Here’s why: a card’s color identity is based solely on the mana symbols that appear in its rules text, flavor text, or mana cost. Signets have no colored mana symbols anywhere on the card. Their ability adds mana, but it uses a colorless tap symbol rather than colored symbols. Thus they have no color identity.

This has some interesting implications. Signets can go in any Commander deck, even a colorless deck, because they don’t add to your color identity count. You can have Azorius Signet in a mono-red deck if you want. Additionally, signets are not affected by color-matters effects like Protection from Blue. So Azorius Signet can’t be targeted by Protection from Blue, even though it’s linked to blue mana.

Signet Art and Flavor

However, while signets may be colorless as far as game rules are concerned, their art and flavor text firmly root them in their associated color pair.

Take Simic Signet from Dissension as an example:

Card Name Art Flavor Text
Simic Signet A green/blue stone attached to a silver pendant. “The Simic Combine promotes organic growth and diversity.”

The art depicts the green/blue stone, clearly conveying the signet’s connection to those colors. And the flavor text references the Simic Combine, the green/blue guild. So from a creative standpoint, the signet is steeped in green/blue identity.

Why Signets Lack Color Identity

There are a couple reasons why signets were made colorless rather than colored artifacts:

  1. For gameplay purposes, it maximizes the number of decks they can be played in.
  2. It avoids memory issues in tracking color identity changes.

If signets had color identities, players would have to constantly remember which ones were legal in their decks. With bicolor signets, it would be easy to mistake whether you could play it or not. So making them colorless neatly sidesteps that issue.

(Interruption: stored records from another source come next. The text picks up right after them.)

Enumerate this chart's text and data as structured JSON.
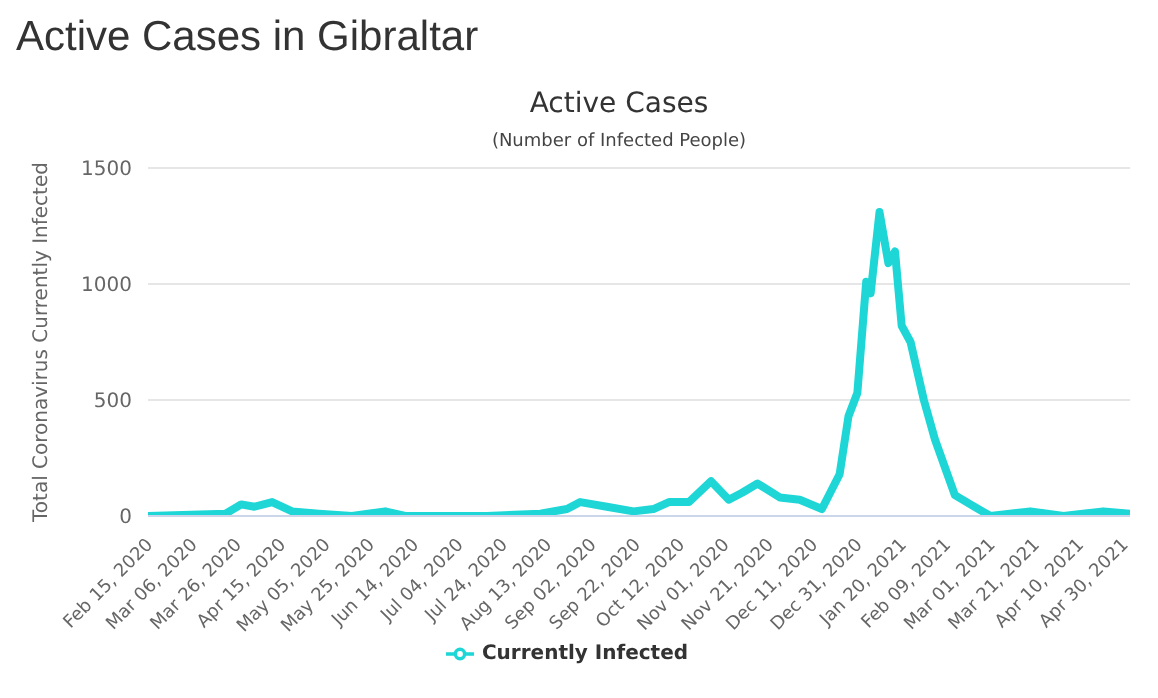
{
  "chart_data": {
    "type": "line",
    "title": "Active Cases in Gibraltar",
    "subtitle": "Active Cases",
    "annotations": [
      "(Number of Infected People)"
    ],
    "ylabel": "Total Coronavirus Currently Infected",
    "x": [
      "2020-02-15",
      "2020-03-21",
      "2020-03-28",
      "2020-04-03",
      "2020-04-11",
      "2020-04-20",
      "2020-05-02",
      "2020-05-17",
      "2020-06-01",
      "2020-06-10",
      "2020-07-17",
      "2020-08-10",
      "2020-08-22",
      "2020-08-28",
      "2020-09-09",
      "2020-09-21",
      "2020-09-30",
      "2020-10-07",
      "2020-10-16",
      "2020-10-26",
      "2020-11-03",
      "2020-11-09",
      "2020-11-16",
      "2020-11-26",
      "2020-12-05",
      "2020-12-15",
      "2020-12-23",
      "2020-12-27",
      "2020-12-31",
      "2021-01-04",
      "2021-01-06",
      "2021-01-10",
      "2021-01-14",
      "2021-01-17",
      "2021-01-20",
      "2021-01-24",
      "2021-01-30",
      "2021-02-04",
      "2021-02-13",
      "2021-02-20",
      "2021-03-01",
      "2021-03-19",
      "2021-04-03",
      "2021-04-21",
      "2021-05-03"
    ],
    "series": [
      {
        "name": "Currently Infected",
        "color": "#1ed6d6",
        "values": [
          0,
          10,
          50,
          40,
          60,
          20,
          10,
          0,
          20,
          0,
          0,
          10,
          30,
          60,
          40,
          20,
          30,
          60,
          60,
          150,
          70,
          100,
          140,
          80,
          70,
          30,
          180,
          430,
          530,
          1010,
          960,
          1310,
          1090,
          1140,
          820,
          750,
          500,
          330,
          90,
          50,
          0,
          20,
          0,
          20,
          10
        ]
      }
    ],
    "xlim": [
      "2020-02-15",
      "2021-05-03"
    ],
    "xticks": [
      {
        "value": "2020-02-15",
        "label": "Feb 15, 2020"
      },
      {
        "value": "2020-03-06",
        "label": "Mar 06, 2020"
      },
      {
        "value": "2020-03-26",
        "label": "Mar 26, 2020"
      },
      {
        "value": "2020-04-15",
        "label": "Apr 15, 2020"
      },
      {
        "value": "2020-05-05",
        "label": "May 05, 2020"
      },
      {
        "value": "2020-05-25",
        "label": "May 25, 2020"
      },
      {
        "value": "2020-06-14",
        "label": "Jun 14, 2020"
      },
      {
        "value": "2020-07-04",
        "label": "Jul 04, 2020"
      },
      {
        "value": "2020-07-24",
        "label": "Jul 24, 2020"
      },
      {
        "value": "2020-08-13",
        "label": "Aug 13, 2020"
      },
      {
        "value": "2020-09-02",
        "label": "Sep 02, 2020"
      },
      {
        "value": "2020-09-22",
        "label": "Sep 22, 2020"
      },
      {
        "value": "2020-10-12",
        "label": "Oct 12, 2020"
      },
      {
        "value": "2020-11-01",
        "label": "Nov 01, 2020"
      },
      {
        "value": "2020-11-21",
        "label": "Nov 21, 2020"
      },
      {
        "value": "2020-12-11",
        "label": "Dec 11, 2020"
      },
      {
        "value": "2020-12-31",
        "label": "Dec 31, 2020"
      },
      {
        "value": "2021-01-20",
        "label": "Jan 20, 2021"
      },
      {
        "value": "2021-02-09",
        "label": "Feb 09, 2021"
      },
      {
        "value": "2021-03-01",
        "label": "Mar 01, 2021"
      },
      {
        "value": "2021-03-21",
        "label": "Mar 21, 2021"
      },
      {
        "value": "2021-04-10",
        "label": "Apr 10, 2021"
      },
      {
        "value": "2021-04-30",
        "label": "Apr 30, 2021"
      }
    ],
    "ylim": [
      0,
      1500
    ],
    "yticks": [
      0,
      500,
      1000,
      1500
    ],
    "grid": "y",
    "legend": "bottom",
    "marker": "none",
    "line_style": "solid"
  }
}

Custom Color Identity Signets

Some custom card designers have made signets that do have color identity. Here are two examples:

Custom Card Name Mana Ability
Azorius Signet {W/U}
Gruul Signet {R}{G}

The first uses a hybrid mana symbol, giving it a white/blue color identity. The second directly taps for red and green mana, giving it a red/green identity. These custom signets would not be allowed in a colorless deck.


So in summary:

  • Real magic signets have no inherent color identity.
  • This is for gameplay and memory reasons, not flavor reasons.
  • Custom signets could be made with color identity if desired.
  • But real signets have no color restrictions on deck inclusion.

I hope this clears up the somewhat complex topic of signets and color identity! Let me know if you have any other questions.